Gegründet hat sich der Arbeitskreis „Würdige Armenbestattung“ 2008. In diesem Jahr starben mehrere Menschen, die keine Angehörigen mehr hatten. Da zu helfen, nahmen sich unter anderem Vertreter von Diakonie, Mitternachtsmission, Drogenberatung und Bahnhofsmission vor. „Zwischen 25 und 35 Armenbestattungen finden jährlich im Durchschnitt statt“, bilanziert Diakon Bläsi. Bevor das Armenbegräbnis stattfindet, kümmern sich Diakone und Sozialarbeiter darum, Bezugspersonen aus der Nachbarschaft, dem Bekanntenkreis oder der ehemaligen Arbeitsstelle zu finden. „Es soll die Möglichkeit gegeben werden, dass die Menschen Abschied nehmen können“, erklärt Sozialarbeiterin Alexandra Gutmann, Leiterin der Mitternachtsmission.

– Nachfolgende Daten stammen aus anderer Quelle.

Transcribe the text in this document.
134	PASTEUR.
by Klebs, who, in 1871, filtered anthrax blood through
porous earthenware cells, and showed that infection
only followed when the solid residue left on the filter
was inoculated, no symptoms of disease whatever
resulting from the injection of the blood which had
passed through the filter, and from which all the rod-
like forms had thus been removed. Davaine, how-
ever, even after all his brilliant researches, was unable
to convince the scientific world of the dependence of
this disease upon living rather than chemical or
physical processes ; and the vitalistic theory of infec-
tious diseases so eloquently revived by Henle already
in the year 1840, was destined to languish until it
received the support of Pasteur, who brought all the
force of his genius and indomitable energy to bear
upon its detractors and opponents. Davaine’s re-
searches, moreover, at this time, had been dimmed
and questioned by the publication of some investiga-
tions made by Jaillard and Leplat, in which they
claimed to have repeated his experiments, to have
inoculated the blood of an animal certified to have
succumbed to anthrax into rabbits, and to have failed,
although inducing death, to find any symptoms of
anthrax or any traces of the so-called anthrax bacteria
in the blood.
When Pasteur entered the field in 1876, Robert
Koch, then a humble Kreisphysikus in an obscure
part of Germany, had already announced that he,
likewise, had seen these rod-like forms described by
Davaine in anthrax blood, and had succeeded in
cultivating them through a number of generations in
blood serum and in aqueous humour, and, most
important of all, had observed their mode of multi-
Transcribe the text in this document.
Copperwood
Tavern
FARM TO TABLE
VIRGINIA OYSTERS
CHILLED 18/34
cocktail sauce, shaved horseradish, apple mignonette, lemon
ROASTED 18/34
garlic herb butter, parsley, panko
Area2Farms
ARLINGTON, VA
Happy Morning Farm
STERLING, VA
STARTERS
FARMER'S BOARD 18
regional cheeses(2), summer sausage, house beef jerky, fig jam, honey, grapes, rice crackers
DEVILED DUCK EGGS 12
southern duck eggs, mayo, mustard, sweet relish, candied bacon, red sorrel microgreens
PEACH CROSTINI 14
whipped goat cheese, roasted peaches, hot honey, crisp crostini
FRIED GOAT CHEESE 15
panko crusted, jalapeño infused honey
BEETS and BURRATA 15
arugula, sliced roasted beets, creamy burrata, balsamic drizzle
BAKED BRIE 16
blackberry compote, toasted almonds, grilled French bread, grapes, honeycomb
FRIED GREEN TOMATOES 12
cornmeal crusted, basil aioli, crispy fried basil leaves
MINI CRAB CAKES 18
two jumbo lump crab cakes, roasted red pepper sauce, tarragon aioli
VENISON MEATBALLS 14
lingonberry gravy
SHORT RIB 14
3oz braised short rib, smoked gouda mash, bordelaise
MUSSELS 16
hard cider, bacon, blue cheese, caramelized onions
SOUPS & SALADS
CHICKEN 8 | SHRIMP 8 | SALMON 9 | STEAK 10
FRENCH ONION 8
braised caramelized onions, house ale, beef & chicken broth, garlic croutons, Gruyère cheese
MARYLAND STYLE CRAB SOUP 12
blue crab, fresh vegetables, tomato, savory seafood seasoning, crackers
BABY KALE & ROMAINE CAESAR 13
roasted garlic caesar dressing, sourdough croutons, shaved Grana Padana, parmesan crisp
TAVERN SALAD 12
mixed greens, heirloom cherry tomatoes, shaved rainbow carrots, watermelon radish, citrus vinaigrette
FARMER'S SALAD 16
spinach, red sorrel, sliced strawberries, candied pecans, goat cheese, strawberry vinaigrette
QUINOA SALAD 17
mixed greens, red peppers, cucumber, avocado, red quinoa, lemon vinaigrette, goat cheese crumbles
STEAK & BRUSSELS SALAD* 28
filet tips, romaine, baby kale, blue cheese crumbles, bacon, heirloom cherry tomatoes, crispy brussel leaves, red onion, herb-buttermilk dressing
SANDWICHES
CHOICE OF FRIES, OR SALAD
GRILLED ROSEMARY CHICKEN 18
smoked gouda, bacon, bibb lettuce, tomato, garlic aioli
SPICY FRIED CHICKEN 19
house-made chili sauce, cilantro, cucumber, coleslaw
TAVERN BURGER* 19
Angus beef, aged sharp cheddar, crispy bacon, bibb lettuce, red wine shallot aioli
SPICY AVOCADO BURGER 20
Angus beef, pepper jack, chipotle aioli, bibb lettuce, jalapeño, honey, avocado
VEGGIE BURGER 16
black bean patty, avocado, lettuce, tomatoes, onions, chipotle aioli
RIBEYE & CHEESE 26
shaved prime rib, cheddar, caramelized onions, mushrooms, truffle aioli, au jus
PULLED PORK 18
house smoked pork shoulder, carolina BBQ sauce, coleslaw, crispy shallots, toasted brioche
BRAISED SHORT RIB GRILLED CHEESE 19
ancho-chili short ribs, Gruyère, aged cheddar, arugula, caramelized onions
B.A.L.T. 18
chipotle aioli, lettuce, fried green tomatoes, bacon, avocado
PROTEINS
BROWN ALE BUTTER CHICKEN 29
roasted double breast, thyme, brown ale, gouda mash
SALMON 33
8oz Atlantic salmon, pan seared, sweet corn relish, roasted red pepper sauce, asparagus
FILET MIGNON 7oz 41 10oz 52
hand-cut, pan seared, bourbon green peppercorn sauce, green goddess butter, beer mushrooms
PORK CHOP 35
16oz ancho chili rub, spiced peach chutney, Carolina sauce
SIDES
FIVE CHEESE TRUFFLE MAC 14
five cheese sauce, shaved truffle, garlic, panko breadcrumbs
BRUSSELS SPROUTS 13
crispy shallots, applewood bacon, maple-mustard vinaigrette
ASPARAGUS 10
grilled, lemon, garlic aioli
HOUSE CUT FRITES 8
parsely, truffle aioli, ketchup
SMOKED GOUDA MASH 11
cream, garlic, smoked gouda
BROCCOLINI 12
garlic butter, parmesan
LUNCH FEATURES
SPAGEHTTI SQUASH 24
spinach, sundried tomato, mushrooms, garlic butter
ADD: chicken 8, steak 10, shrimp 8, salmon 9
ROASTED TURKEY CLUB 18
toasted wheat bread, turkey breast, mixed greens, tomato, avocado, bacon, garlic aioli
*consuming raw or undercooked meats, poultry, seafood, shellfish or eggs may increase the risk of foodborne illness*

Sterben in Einsamkeit ist kein Einzelfall

Ohne den ökumenischen Arbeitskreis „Armenbestattung“ würde ein Friedhofsmitarbeiter im laufenden Betrieb, gewissermaßen zwischen Grabpflege und Laubkehren, die Urne eingraben. Doch genau das wollten die Mitternachtsmission und die St. Augustinus Gemeinde nicht: „Für mich hört die Würde nicht mit dem Tod auf. Mir ist es ein Anliegen, dass Menschen, die vereinsamt sind, die vielleicht auch kein gutes Leben hatten, einen würdevollen Abschied bekommen“, erklärt Johannes Bläsi seine Arbeit. „Außerdem soll dem Umfeld ermöglicht werden, an der Bestattung teilzunehmen“, fügt Alexandra Gutmann, hinzu. „Selbst wenn wir keinen Angehörigen oder Bekannten finden, soll eine Bestattung in Würde ablaufen. Dazu gehört auch, dass das Friedhofspersonal bei der Bestattung Uniform trägt, auch wenn niemand dabei ist.“

Sterben in Einsamkeit ist kein Einzelfall. Mehr als die Hälfte der über Achtzigjährigen leben in Deutschland allein, so eine Statistik des Statistischen Bundesamts aus dem Jahr 2016. Das zeigt sich auch in Heilbronn. Die meisten leben in Pflegeheimen, sind lange krank oder dement. Wenn diese Menschen sterben und kein Angehöriger ausfindig gemacht werden kann, kontaktiert das Pflegeheim das Ordnungsamt. Das prüft, wer die Kosten für die Beerdigung trägt. Sofern es keine Rücklagen gibt, springt das Sozialamt ein. Eine „einfache Bestattung“ kostet in der Regel rund 1.500 Euro. In diesem Fall wird der Leichnam verbrannt und in einer einfachen Urne beerdigt. Zwischen 43.000 Euro und 53.000 Euro bringt die Stadt Heilbronn pro Jahr insgesamt auf. Im Vergleich zu einer „normalen“ Beisetzung, die oft mit mehr als 7.000 Euro zu Buche schlägt, ist eine Armenbestattung eine Beerdigung zum „Schnäppchenpreis“. Doch auch das ist vielen Gemeinden zu teuer. „Wir wissen von anderen Kommunen, die ihre Verstorbenen in Krematorien ins Ausland bringen lassen, wo die Einäscherung günstiger ist. Und dann wird die Person auch an diesem Ort bestattet“, erzählt Alexandra Gutmann.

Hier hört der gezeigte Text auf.